Subiu a montanha em Bormio, comuna na Lombardia (Itália), como um dos favoritos do slalom gigante nos Jogos Olímpicos de Inverno de Milão-Cortina. Ele, os antigos colegas de time Noruega e um exército de suíços enfileirados atrás do mito Marco Odermatt. Foi o primeiro a descer na primeira bateria. E assim liderou de ponta a ponta.
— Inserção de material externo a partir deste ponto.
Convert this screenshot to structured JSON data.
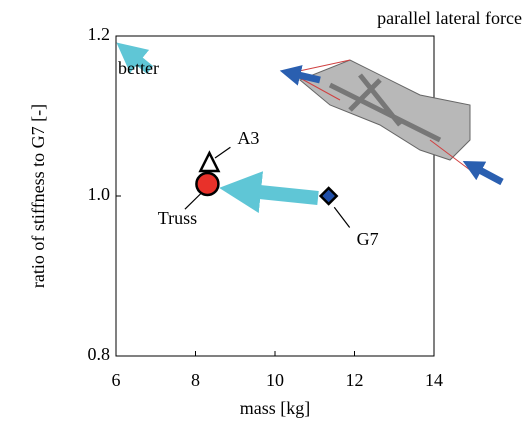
{
  "chart_data": {
    "type": "scatter",
    "title": "parallel lateral force",
    "annotation": "better",
    "xlabel": "mass [kg]",
    "ylabel": "ratio of stiffness to G7 [-]",
    "xlim": [
      6,
      14
    ],
    "xticks": [
      6,
      8,
      10,
      12,
      14
    ],
    "ylim": [
      0.8,
      1.2
    ],
    "yticks": [
      0.8,
      {
        "value": 1.0,
        "label": "1.0"
      },
      1.2
    ],
    "series": [
      {
        "name": "G7",
        "color": "#1f4ea8",
        "marker": "diamond",
        "x": [
          11.35
        ],
        "values": [
          1.0
        ]
      },
      {
        "name": "Truss",
        "color": "#e8312a",
        "marker": "circle",
        "x": [
          8.3
        ],
        "values": [
          1.015
        ]
      },
      {
        "name": "A3",
        "color": "#ffffff",
        "marker": "triangle",
        "x": [
          8.35
        ],
        "values": [
          1.04
        ]
      }
    ]
  }
}
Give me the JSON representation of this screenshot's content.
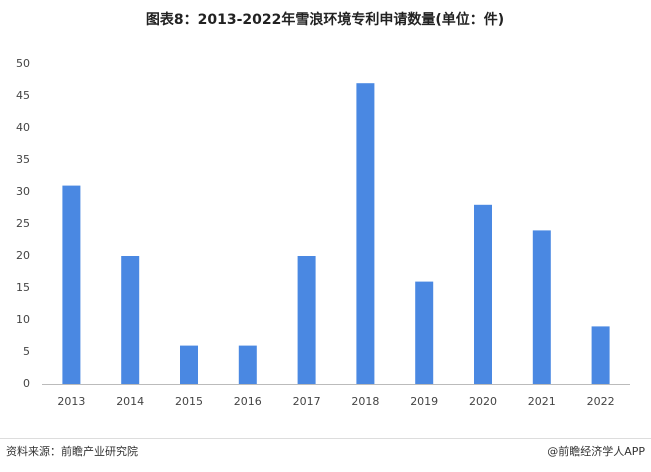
{
  "chart_data": {
    "type": "bar",
    "title": "图表8：2013-2022年雪浪环境专利申请数量(单位：件)",
    "categories": [
      "2013",
      "2014",
      "2015",
      "2016",
      "2017",
      "2018",
      "2019",
      "2020",
      "2021",
      "2022"
    ],
    "values": [
      31,
      20,
      6,
      6,
      20,
      47,
      16,
      28,
      24,
      9
    ],
    "color": "#4a88e2",
    "ylim": [
      0,
      50
    ],
    "yticks": [
      0,
      5,
      10,
      15,
      20,
      25,
      30,
      35,
      40,
      45,
      50
    ],
    "grid": false
  },
  "footer": {
    "source": "资料来源：前瞻产业研究院",
    "credit": "@前瞻经济学人APP"
  }
}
Fez a primeira corrida em 1m13s92, quase um segundo mais rápido que os rivais. Foi o último a descer na segunda. Só caiu depois da linha de chegada, 1m11s08, fechando 0,52s mais rápido que Obermatt. Primeira medalha do Brasil. Primeiro ouro do Brasil. Primeira medalha da América Latina. Primeiro ouro da América Latina.

Antes de Lucas Pinheiro Braathen, o Brasil mal ouvia falar em esqui. Hoje, as provas deles são exibidas na maior TV do País, a Globo, e no maior canal esportivo do Youtube nacional, a CazéTV.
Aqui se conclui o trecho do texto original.